As the deputy editor of a state-run newspaper in Cairo, Karim has been told by officials he is in line for the top job as long as his wife tones down the provocative content of her popular television slot.
But by inviting women to tell their personal, tragic stories, she unwittingly exposes fundamental flaws in Egyptian society where, the film argues, women are treated as sexual trophies and used and abused as men see fit.
When a man who tricks one of the women in order to extort money turns out to be a senior party figure, Hebba’s comfortable life and seemingly perfect marriage begin to fall apart.
Director Yousry Nasrallah told reporters in Venice that the backlash to Scheherazade, named after the fictional storyteller in “One Thousand and One Nights” had come not from the censors but from “fundamentalist and conservative trends in society.
“The only thing the censors object to was the last shot of the abortion scene which we had to cut out,” he said. “The problems didn’t come from censorship.”
Lead actress Mona Zaki, as Hebba, has borne the brunt of the criticism, some of which she said was unjustifiably personal.
“It shocked me, although I did know that I would be attacked,” she said.
“It was too harsh, it was too judgmental, it was more on my personal relationship (with my husband) than on my work. It was more to do with Egyptian culture than the movie.”
Zaki added that she drew comfort from the many positive responses to the movie, which she said carried an important message about how women were treated in the Middle East.

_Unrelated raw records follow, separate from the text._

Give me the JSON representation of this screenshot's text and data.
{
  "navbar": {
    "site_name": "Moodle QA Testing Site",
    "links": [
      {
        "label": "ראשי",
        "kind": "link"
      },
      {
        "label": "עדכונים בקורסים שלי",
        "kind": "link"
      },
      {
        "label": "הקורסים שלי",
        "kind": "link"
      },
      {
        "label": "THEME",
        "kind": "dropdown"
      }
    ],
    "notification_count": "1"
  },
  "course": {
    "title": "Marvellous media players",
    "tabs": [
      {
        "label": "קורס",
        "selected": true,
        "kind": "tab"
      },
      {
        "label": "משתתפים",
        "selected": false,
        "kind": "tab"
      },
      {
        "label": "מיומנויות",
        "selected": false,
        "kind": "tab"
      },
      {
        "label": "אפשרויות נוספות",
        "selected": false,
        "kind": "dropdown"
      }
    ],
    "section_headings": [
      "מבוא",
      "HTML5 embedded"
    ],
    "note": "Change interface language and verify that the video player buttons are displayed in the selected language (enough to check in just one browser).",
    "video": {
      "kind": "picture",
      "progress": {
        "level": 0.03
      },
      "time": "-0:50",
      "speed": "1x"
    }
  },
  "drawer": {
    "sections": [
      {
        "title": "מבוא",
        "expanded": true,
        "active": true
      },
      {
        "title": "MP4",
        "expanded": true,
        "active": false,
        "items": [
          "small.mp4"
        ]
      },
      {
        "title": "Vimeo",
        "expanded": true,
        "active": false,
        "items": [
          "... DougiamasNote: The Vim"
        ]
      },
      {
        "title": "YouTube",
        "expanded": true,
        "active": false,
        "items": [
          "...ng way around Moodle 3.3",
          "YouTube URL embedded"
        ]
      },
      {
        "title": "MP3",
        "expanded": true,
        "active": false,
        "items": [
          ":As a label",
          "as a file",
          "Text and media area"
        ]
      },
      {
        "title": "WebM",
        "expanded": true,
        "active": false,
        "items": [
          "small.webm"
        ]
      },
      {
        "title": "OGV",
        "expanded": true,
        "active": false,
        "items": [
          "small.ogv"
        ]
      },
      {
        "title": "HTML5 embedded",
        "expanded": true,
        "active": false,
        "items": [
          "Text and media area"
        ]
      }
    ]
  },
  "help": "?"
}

Reaction in Venice has been broadly positive, with Screen International’s review saying: “Surprisingly, if there are any objects of desire in this film, they are male rather than female which throws an unexpected light on sexual relations in Egypt.”
In Egypt, Joseph Fahim of the Daily News Egypt called it one of the country’s most important movies of the decade.
“Scheherazade is a film that Egypt thoroughly needs; a wake-up call to the sordid world our leaders, religious guides and fathers have created,” he wrote.
In production notes for the movie, Nasrallah said that as well as addressing “the misogyny prevailing in Egyptian society,” his aim was to put women back at the center of Egyptian cinema which marginalized them for more than 20 years.